Apple’s recently announced plan to remove unloved legacy apps from the App Store may have angered some developers, but with more than 1 million abandoned apps strewn across Google and Apple’s app stores, the evidence supports the decision.

What Apple has said about its plans

In an April note to developers, Apple warned that it intends to remove old apps that haven’t been updated in three or more years and have seen few downloads in the previous 12 months.

“We implement an ongoing process to evaluate apps and remove apps that no longer work as intended, don’t meet current review guidelines, or are out of date,” the company said.

Developers immediately began complaining about the policy, with one of the strongest arguments being that a minority of apps that no longer update can be viewed as some sort of digital artwork captured over time.

Stung by the criticism, Apple later specified its approach. It stated that it has followed this policy since 2016 and has so far removed 2.8 million apps that no longer work as intended, don’t meet current review guidelines, or are simply outdated.

The company also stated that developers can appeal against the planned removals and extended the removal period to 90 days, which should also give smaller developers a chance to adapt their app to Apple’s requirements.

Why Apple had to act

But for all the criticism, Apple’s decision to weed out the apps it makes available in its Store makes a lot of sense, according to fraud protection firm Pixalate’s Abandoned Mobile Apps Report.

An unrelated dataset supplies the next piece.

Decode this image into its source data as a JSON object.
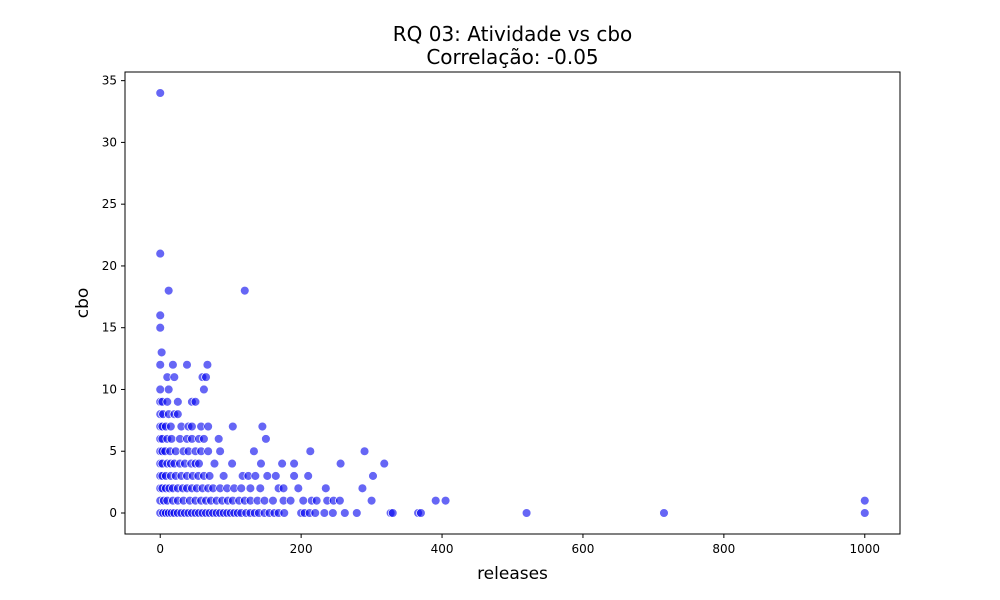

Pixalate found more than 1.5 million abandoned apps in the more than 5 million it checked across the Google Play and Apple app stores – and just 1.3 million apps updated in the last six months.

Interestingly, and possibly grist to the mill of some Apple critics, 58% of the approximately 500,000 apps that have gone more than five years without an update are in Apple’s Store. In other words, Apple had no choice but to take action to remove such software.

The report also revealed that 650,000 iOS apps have not been updated for more than two years.

It’s interesting that the report finds a strong (similar) correlation between regular software updates and app downloads. It found that 84% of apps with more than 100 million downloads were updated within the last six months, with finance, health, and shopping apps being updated the most.

Why are old, discontinued apps a problem?

There are many problems with old, unloved apps – they may not work on current editions of iOS, they may contain code that is no longer supported so features don’t work, or they may be based on poorly designed code that generates code that is difficult to understand can. Find software conflicts. But the big reason is safety.

Discontinued apps may host malware or other vulnerabilities that were never patched because developers lost interest before these bugs were identified.

[Also read: Google slowly follows Apple in app-tracking lockdown]

Apple’s other challenge is that apps that haven’t been updated may not be fully transparent about privacy and what user data they collect. Apple’s app tracking privacy policy means developers must disclose such information when releasing an app through the App Store, which older apps weren’t required to do.

This means older apps may still contain tracking code that Apple no longer wants to distribute (for very good reasons), and removing it is the only solution.

I think Apple is stepping up monitoring to force developers to comply with users’ privacy efforts. It doesn’t really have much choice. Think of it this way: just as a relatively small number of developers complaining about app deletions generated online coverage, so too would any heinous violations of user privacy caused by old and unkempt apps, that are sold through the store.

Apple and Google also have to adapt to more regulation. In the UK, for example, the Department for Digital, Culture, Media and Sport (DCMS) has launched a consultation to develop a voluntary code of practice to protect consumers from malicious apps.

“The main intervention that the government is proposing at this initial stage is a voluntary code of conduct for all app store operators and developers,” DCMS said. “That’s because we [recognize] that the most effective way to protect users from malicious and unsafe apps at scale and ensure developers improve their practices is through app stores.”

I looked at the suggestions; The extent to which they justify Apple’s approach to app privacy and security is remarkable.

What’s next?

Removing tens of thousands of unloved apps might sound like a big deal, but it’s not as dramatic as some might think.

Apple currently approves 1,000 new apps in the App Store every day, which means that despite the removal of all those unloved apps, there’s still a wide range of software available. All that is lost are apps that are not updated and whose developers cannot comply with Apple’s stated policy.

If there’s one more thing to note, it’s that if certain regulatory changes are forced on Apple, numerous app stores will appear, and not all will be the same. Some will be less well regulated, meaning less protection for consumers. Sideloading an app that contains malicious code will be a bigger problem than ever, as will the existence of initially benign apps that later become hosts for malware because they contained vulnerabilities in the first place and were never patched.

One way Apple is holding its own against less ethical competition is by doubling down on the apps it sells through its Store. It will work to make apps even more private and secure, ensuring the App Store environment continues to be the safest and most convenient place to shop.

To ensure their apps stay available in Apple’s App Store, developers need to be as committed to their software as Apple is to its platforms, which means regular patches, improvements, and upgrades.